Par leur abus et leur inconscience, les êtres humains sont en train de tuer à petit feu ce qui reste de leur côté humain. Ce phénomène est mis en évidence dans Couteau... sept façons originales de tuer quelqu'un avec, un texte d'Isabelle Hubert présenté à la Nouvelle-Scène. Magali Lemèle, qui signe sa première grande mise en scène, a tenté de mettre l'accent sur le côté destructeur des êtres humains.
Couteau... relate l'histoire d'un jeune homme qui, lors de sa jeunesse, a jeté à la mer le précieux couteau d'un pécheur. À l'aide de son psychologue, il tente de découvrir les motifs qui l'ont poussé à commettre ce geste vingt et un ans plus tôt. Au fil des séances, le jeune homme trouve des hypothèses qui deviennent de plus en plus lugubres et farfelues.

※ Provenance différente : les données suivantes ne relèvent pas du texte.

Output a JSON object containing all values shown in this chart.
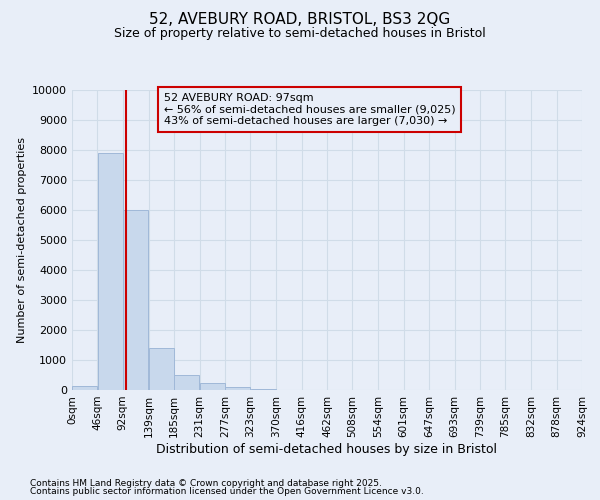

Des vignettes présentant les hypothèses du jeune hommes viennent entrecouper les séances chez le psychologue. Celles-ci se déroulent dans un bureau situé sur un quai tandis que les vignettes, où l'on plonge dans le subconscient du jeune homme, se déroulent dans ce qui symbolise la mer sous le quai. Entre les scènes, les éclairages projetaient des vagues sur les poutres du quai, venant ainsi soutenir le thème de la mer et du subconscient.
Tout au long de la pièce, des mots (abus, inconscience, narcissisme, etc...) faisant l'objet de thèmes abordés étaient projetés sur un écran situé sur la partie supérieure du quai. Ces mots aident à faire des liens entre les scènes, bien qu'elles ne se déroulent pas dans le même ordre que les mots sont diffusés.
Plus l'histoire avance, plus elle devient noire et agressive tandis que les costumes sont de plus en plus tâchés par ce qui ressemble à du sang. Ces éléments tentent de symboliser le meurtre, qui s'intensifie de scène en scène, toujours en présence d'un couteau, l'élément central de la pièce.
L'histoire, qui est parfois difficile à comprendre dû à un manque de liens entre les scènes, comporte quelques longueurs, par exemple la scène de l'info-publicité qui aurait été aussi efficace si elle avait été plus courte. Cependant, la projection de mots-clés permet de se retrouver dans l'histoire.
Parmi les cinq comédiens, deux d'entre eux ont su se démarquer des autres. Éloi ArchamBaudoin, qui interprète notamment le « gars » et le politicien, a su jouer ses rôles avec nuance et émotion tout en apportant une certaine crédibilité à ceux-ci. Dans son rôle d'anorexique, Catherine Rousseau joue avec une grande émotivité alors qu'elle réussit à nous « taper sur les nerfs » dans le rôle de l'égocentrique Roxanne.
Pour sa part, la scénographie, qui est constituée d'un grand quai séparant la scène au niveau vertical, est efficace. Celle-ci permet de distinguer les événements se déroulant dans le conscient et dans le subconscient du « gars » en plus de symboliser la mer, qui est aussi représentée avec les éclairages qui ressemblent à des vagues.
L'atmosphère dégagée par la pièce varie de scène en scène. Tantôt calme et légère, elle retrouve rapidement les tensions qu'elle dégageait quelques minutes auparavant. Les effets sonores, qui étaient parfois un peu trop fort, ajoutent à l'atmosphère tout en accentuant l'effet dramatique et meurtrier de la pièce.
Malgré ses quelques faiblesses (comédien qui perd son accent, histoire un peu difficile à comprendre et ainsi de suite...), Couteau... mérite tout de même d'être vue, à la fois pour son côté divertissant et son côté moralisateur. Bref, Couteau... peut en quelque sorte être considérée comme une critique sociale tentant de nous faire prendre conscience que nous sommes en train de tuer le monde qui nous entoure tout en nous tuant nous-mêmes.